A. In a tight labor market, it pays to be especially cautious—check references. The time taken at the beginning will spare you aggravation and disappointment in the end. Commit the builder with a contract specifying completion dates, progress payments, warranties, a change-order system, and dispute arbitration.

Q. What will you cook that first evening in your new kitchen?

A. If ever the process of making your dream a reality daunts you, visualize that dinner, smell it, taste it.

The Shape of Kitchens to come

Like the realtor’s mantra “location, location, location,” the kitchen designer’s should be “layout, layout, layout.” Though pleasing color, inviting yet practical finishes, and engaging decorative details are essential to making a kitchen livable, those planning a redo should focus on the configuration before (or at least at the same time as) they fixate on, say, a stainless-steel refrigerator or that quirky bread rack unearthed at a Paris flea market.

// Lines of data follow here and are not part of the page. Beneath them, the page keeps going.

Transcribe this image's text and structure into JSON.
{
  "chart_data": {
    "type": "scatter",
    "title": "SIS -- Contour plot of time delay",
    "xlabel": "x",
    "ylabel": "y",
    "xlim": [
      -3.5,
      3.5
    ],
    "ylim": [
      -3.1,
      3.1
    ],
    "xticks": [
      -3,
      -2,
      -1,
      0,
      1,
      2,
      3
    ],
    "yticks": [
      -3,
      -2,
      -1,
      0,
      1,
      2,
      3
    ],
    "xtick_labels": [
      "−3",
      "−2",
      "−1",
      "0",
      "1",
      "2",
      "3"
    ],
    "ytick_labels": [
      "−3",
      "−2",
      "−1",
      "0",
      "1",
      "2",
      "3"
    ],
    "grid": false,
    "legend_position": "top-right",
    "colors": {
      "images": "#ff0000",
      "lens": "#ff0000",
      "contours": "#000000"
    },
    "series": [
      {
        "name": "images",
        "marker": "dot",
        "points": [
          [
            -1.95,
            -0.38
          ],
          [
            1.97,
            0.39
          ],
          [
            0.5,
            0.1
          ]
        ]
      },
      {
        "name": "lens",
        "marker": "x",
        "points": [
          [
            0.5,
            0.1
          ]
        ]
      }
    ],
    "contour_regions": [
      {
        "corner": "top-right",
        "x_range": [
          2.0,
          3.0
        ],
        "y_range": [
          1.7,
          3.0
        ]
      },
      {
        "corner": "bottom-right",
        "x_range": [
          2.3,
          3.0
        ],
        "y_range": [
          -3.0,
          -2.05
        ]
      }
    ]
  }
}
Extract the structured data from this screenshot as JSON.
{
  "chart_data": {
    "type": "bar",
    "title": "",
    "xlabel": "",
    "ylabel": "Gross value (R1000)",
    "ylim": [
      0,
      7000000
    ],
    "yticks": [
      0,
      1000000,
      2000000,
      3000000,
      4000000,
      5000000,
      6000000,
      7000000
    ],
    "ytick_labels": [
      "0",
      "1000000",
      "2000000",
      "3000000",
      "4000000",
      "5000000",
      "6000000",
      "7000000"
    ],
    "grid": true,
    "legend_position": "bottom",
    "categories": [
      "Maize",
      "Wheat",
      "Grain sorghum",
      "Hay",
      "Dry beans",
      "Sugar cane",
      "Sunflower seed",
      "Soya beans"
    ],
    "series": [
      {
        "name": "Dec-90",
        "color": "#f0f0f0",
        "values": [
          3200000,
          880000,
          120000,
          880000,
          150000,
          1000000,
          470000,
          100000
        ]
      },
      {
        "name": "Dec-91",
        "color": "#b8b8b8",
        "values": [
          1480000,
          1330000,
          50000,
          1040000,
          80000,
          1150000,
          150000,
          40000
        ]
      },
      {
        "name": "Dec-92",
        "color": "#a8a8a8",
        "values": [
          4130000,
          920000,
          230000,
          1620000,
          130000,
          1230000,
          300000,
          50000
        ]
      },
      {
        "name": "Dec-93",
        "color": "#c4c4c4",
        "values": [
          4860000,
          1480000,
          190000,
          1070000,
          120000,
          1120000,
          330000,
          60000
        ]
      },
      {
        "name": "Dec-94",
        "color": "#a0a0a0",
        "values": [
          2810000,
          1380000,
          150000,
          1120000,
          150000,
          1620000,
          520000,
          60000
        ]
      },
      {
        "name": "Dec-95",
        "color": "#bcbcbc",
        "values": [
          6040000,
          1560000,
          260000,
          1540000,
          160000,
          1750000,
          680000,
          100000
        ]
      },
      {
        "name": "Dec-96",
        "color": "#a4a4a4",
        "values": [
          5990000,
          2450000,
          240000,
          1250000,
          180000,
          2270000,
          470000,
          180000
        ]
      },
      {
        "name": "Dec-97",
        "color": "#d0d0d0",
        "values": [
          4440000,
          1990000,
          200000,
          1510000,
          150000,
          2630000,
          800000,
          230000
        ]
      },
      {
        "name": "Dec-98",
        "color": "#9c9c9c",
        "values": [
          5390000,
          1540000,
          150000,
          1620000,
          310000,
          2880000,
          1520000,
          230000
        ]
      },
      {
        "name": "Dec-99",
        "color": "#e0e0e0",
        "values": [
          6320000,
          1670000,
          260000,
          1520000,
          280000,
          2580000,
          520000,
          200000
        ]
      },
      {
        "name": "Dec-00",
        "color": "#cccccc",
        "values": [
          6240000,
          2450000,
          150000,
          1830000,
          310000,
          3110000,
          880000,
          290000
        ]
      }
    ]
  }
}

Classic configurations include the single-wall or strip kitchen, which, with modern fittings, can work surprisingly well; the corridor, or galley, kitchen, which, though prized by most professionals, can be vulnerable to traffic congestion and rarely works in eat-in kitchens; the U-shaped kitchen and its popular, expanded cousin, the G-shaped, both of which require at least an 8-foot-square area and provide excellent storage and counter space; and the L-shaped kitchen, a personal favorite because it positions the stovetop at the cook’s elbow.

For the past half century, the “triangle” has dominated kitchen-design thinking. Identified by home economists in 1949 in response to housing demand for returning GIs, the theory of the three poles of kitchen-activity—sink, cooktop, and refrigerator—remains a useful starting point with which to appraise kitchen layout. The ideal kitchen triangle should have no leg that exceeds 9 feet, and the sum of the legs should not exceed 26 feet, measuring in each case from the center of the equipment in question. Indeed, many designers urge that the sum be no more than 15 feet and that the sink be 3 to 6 feet from the cooktop, though triangles with sides totaling less than 12 feet are cramped.

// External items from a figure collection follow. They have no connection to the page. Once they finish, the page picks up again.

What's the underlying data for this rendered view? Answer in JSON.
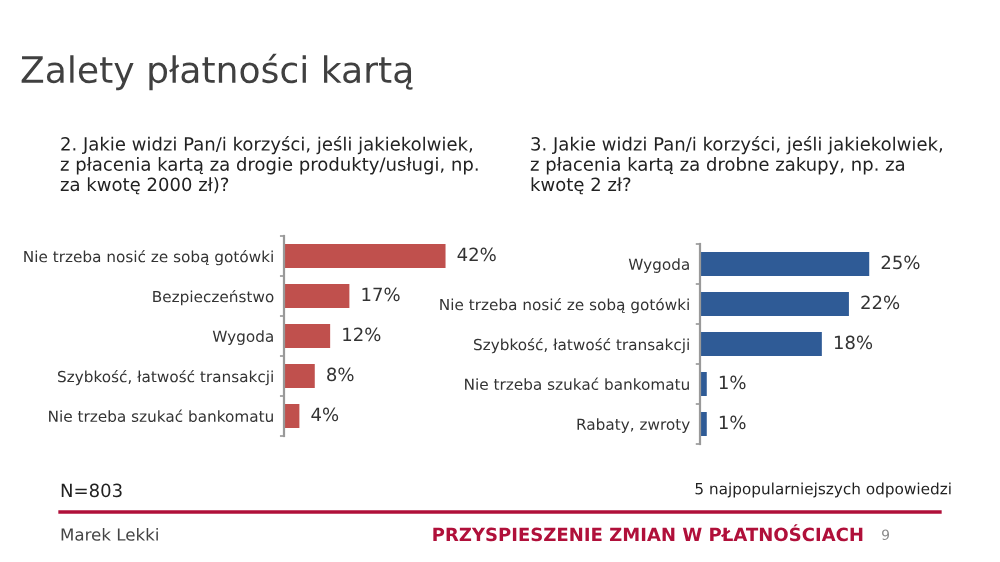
{
  "chart_data": [
    {
      "type": "bar",
      "orientation": "horizontal",
      "title": "Zalety płatności kartą",
      "subtitle": "2. Jakie widzi Pan/i korzyści, jeśli jakiekolwiek, z płacenia kartą za drogie produkty/usługi, np. za kwotę 2000 zł)?",
      "categories": [
        "Nie trzeba nosić ze sobą gotówki",
        "Bezpieczeństwo",
        "Wygoda",
        "Szybkość, łatwość transakcji",
        "Nie trzeba szukać bankomatu"
      ],
      "values": [
        42,
        17,
        12,
        8,
        4
      ],
      "color": "#c0504d",
      "value_labels": [
        "42%",
        "17%",
        "12%",
        "8%",
        "4%"
      ],
      "annotations": [
        "N=803",
        "Marek Lekki",
        "PRZYSPIESZENIE ZMIAN W PŁATNOŚCIACH",
        "9"
      ]
    },
    {
      "type": "bar",
      "orientation": "horizontal",
      "title": "3. Jakie widzi Pan/i korzyści, jeśli jakiekolwiek, z płacenia kartą za drobne zakupy, np. za kwotę 2 zł?",
      "categories": [
        "Wygoda",
        "Nie trzeba nosić ze sobą gotówki",
        "Szybkość, łatwość transakcji",
        "Nie trzeba szukać bankomatu",
        "Rabaty, zwroty"
      ],
      "values": [
        25,
        22,
        18,
        1,
        1
      ],
      "color": "#2f5b96",
      "value_labels": [
        "25%",
        "22%",
        "18%",
        "1%",
        "1%"
      ],
      "annotations": [
        "5 najpopularniejszych odpowiedzi"
      ]
    }
  ]
}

Useful as the triangle is as an analytical tool, it is increasingly being supplanted by designs organized around activity centers dedicated to, say, prep work, cooking, cleanup, recycling, and baking. A concept appropriated (like those stainless-steel appliances) from professional kitchens, the workstation approach is especially suited to multicook households. Compact, modular appliances make it possible for each workstation to be fully equipped without significantly raising the overall price tag. In all but the smallest kitchens, multiple sink stations are becoming commonplace. Two dishwashers, twin-burner cooktop modules, undercounter refrigerator drawers, stand-alone icemakers, and wine coolers are being specified more and more frequently. All manage kitchen traffic and harness willing and able hands efficiently.

In response to the kitchen’s renewed social role, today’s designers have developed island fever. Islands, which are essentially kitchen tables refined with sinks and cooktops, can function as one side of a galley kitchen or be wrapped within an L or a U. They’re perfect for impromptu counter meals on stools, for spreading a holiday buffet, and for defining the working area of a great-room kitchen. —C.P.R.